Herkül heykelinin çalınan kısmının 2011 yılında Antalya Arkeoloji Müzesine getirilmesine verdiği katkıyla da Türk insanının gönlünde ayrı bir yer edinen Türk sinemasının sevilen oyuncularından, tiyatro sahnesinin ardından Yeşilçam'daki 55 yıllık sanat hayatına 130 film sığdıran Salih Güney, iyi bir senaryo gelmesi halinde yeniden kamera karşısına geçmeyi hedefliyor.
Adana'da 1945 yılında dünyaya gelen, oyunculuk hayatına 1964'te tiyatro sahnesindeki "Aşk Zinciri" oyunuyla merhaba diyen Güney'in hayatı yönetmen Haldun Dormen'le tanışmasıyla değişti. Dormen'in yönettiği birçok oyunda sahne alan Güney, 20 yaşında yine onun yönetmenliğini yaptığı "Bozuk Düzen" isimli sinema filmiyle Yeşilçam'a adım attı. Güney, 25 yaşına kadar tiyatro ile sinemayı beraber yürütürken, daha sonraki yıllarda geniş kitlelere ulaşmak için çok sevdiği tiyatrodan kopmak zorunda kaldı.

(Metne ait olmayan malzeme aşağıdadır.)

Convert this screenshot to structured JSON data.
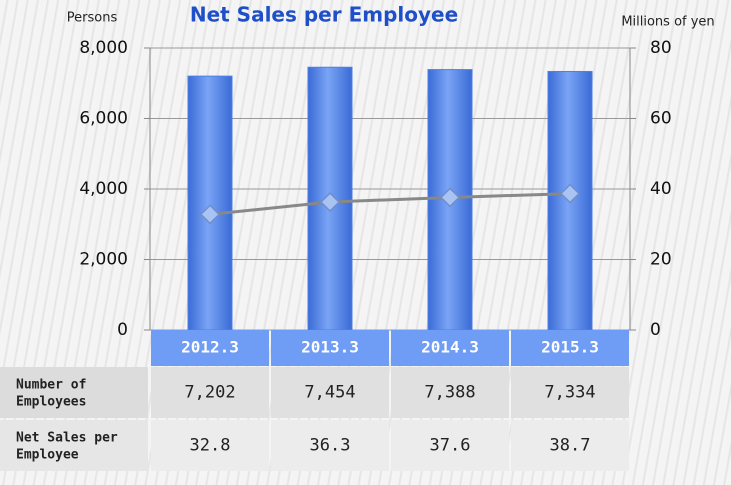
{
  "chart_data": {
    "type": "bar_line",
    "title": "Net Sales per Employee",
    "ylabel": "Persons",
    "y2label": "Millions of yen",
    "categories": [
      "2012.3",
      "2013.3",
      "2014.3",
      "2015.3"
    ],
    "series": [
      {
        "name": "Number of Employees",
        "type": "bar",
        "color": "#4d7fe6",
        "values": [
          7202,
          7454,
          7388,
          7334
        ],
        "value_labels": [
          "7,202",
          "7,454",
          "7,388",
          "7,334"
        ]
      },
      {
        "name": "Net Sales per Employee",
        "type": "line",
        "axis": "y2",
        "color": "#888888",
        "values": [
          32.8,
          36.3,
          37.6,
          38.7
        ]
      }
    ],
    "ylim": [
      0,
      8000
    ],
    "yticks": [
      0,
      {
        "value": 2000,
        "label": "2,000"
      },
      {
        "value": 4000,
        "label": "4,000"
      },
      {
        "value": 6000,
        "label": "6,000"
      },
      {
        "value": 8000,
        "label": "8,000"
      }
    ],
    "y2lim": [
      0,
      80
    ],
    "y2ticks": [
      0,
      20,
      40,
      60,
      80
    ],
    "grid": true
  }
}
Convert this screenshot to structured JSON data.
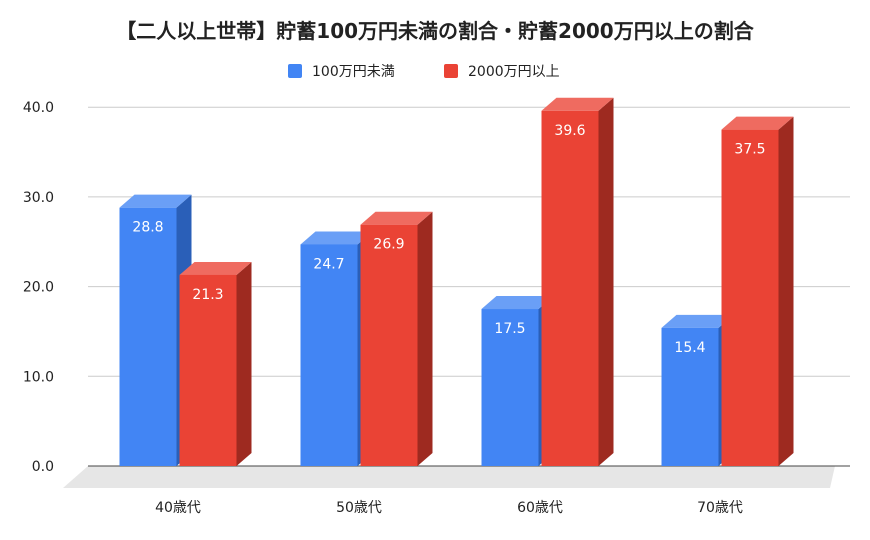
{
  "chart_data": {
    "type": "bar",
    "title": "【二人以上世帯】貯蓄100万円未満の割合・貯蓄2000万円以上の割合",
    "categories": [
      "40歳代",
      "50歳代",
      "60歳代",
      "70歳代"
    ],
    "series": [
      {
        "name": "100万円未満",
        "values": [
          28.8,
          24.7,
          17.5,
          15.4
        ],
        "color": "#4285f4",
        "side_color": "#2a5fb8",
        "top_color": "#6a9ff6"
      },
      {
        "name": "2000万円以上",
        "values": [
          21.3,
          26.9,
          39.6,
          37.5
        ],
        "color": "#ea4335",
        "side_color": "#9e2a20",
        "top_color": "#ef6b60"
      }
    ],
    "data_labels": [
      [
        "28.8",
        "24.7",
        "17.5",
        "15.4"
      ],
      [
        "21.3",
        "26.9",
        "39.6",
        "37.5"
      ]
    ],
    "yticks": [
      "0.0",
      "10.0",
      "20.0",
      "30.0",
      "40.0"
    ],
    "ylim": [
      0,
      40
    ],
    "xlabel": "",
    "ylabel": "",
    "grid": true,
    "legend_position": "top",
    "style": "3d-bar"
  }
}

Sanat yaşamına 130 film sığdıran 75 yaşındaki aktör, başarılı sanat hayatının yanı sıra yürüttüğü çalışmalar sonucunda Herkül heykelinin daha önce çalınan kısmının 2011 yılında Antalya Arkeoloji Müzesine getirilmesine verdiği katkıyla da Türk insanının gönlünde ayrı bir yer edindi.
Oynadığımız filmlerle Türk ailesini Yeşilçam ile bütünleştirdik
Annesini 2 yıl önce kaybetmesinin ardından İzmir'in Çeşme ilçesine yerleşen Güney, evinin kapısını AA muhabirine açtı. Hayatının en güzel günlerini Yeşilçam'da geçirdiğini, beraber filmlerde rol aldığı Fatma Girik, Filiz Akın, Hülya Koçyiğit gibi sanatçılarla sık sık görüştüğünü dile getiren Güney, şöyle konuştu:
"Oynadığımız filmlerle Türk ailesini Yeşilçam ile bütünleştirdik. Hangi jenerasyon olursa olsun hala anne ve babasının izlediği filmleri izliyor. Bizim filmlerimizin hikayeleri doğaldı. Artık öyle filmler çekilmiyor. Ya korku ya da komedi ağırlıklı. Ben dizileri beğenmiyorum. Mesela çok taciz var, kadınlarımız hakir görülüyor. Halbuki televizyonun daha duyarlı ve eğitici, ülkemizi bütünleştirici olması lazım."
Kamera karşısına geçmeyi hedefliyor
Yıllar önce oynadığı filmi izlerken halen heyecanlandığını, üzerinden yıllar geçmesine rağmen hep eleştirel bir gözle filmlerini izlediğini anlatan Güney, oyuncunun emeklisinin olmayacağını ifade etti. Çeşme'de bol bol yüzdüğünü, günlerini kitap okuyarak ve yürüyüş yaparak geçirdiğini dile getiren Güney, şöyle devam etti:
"Oyuncunun emeklisi olmaz, ayakların yere basana kadar sahnede ve tiyatroda rolüne devam edersin. Yıllardan bu yana sinema ve dizilerde rol almıyorum. İstediğim düzeyde bir senaryo gelmiyor. Ben biraz seçiciyim, iyi bir senaryo, yönetmen ve kadro olursa kameranın karşısına geçmeye hazırım. Sonuçta bu benim mesleğim. Genç meslektaşlarıma en önemli tavsiyem mesleklerine büyük saygı duymaları. İnsanlarla samimi olmaları, halk ile yakınlaşmaları... Bir sanatçı halk tarafından sevilip sayılırsa onların gönüllerin de taht kurar."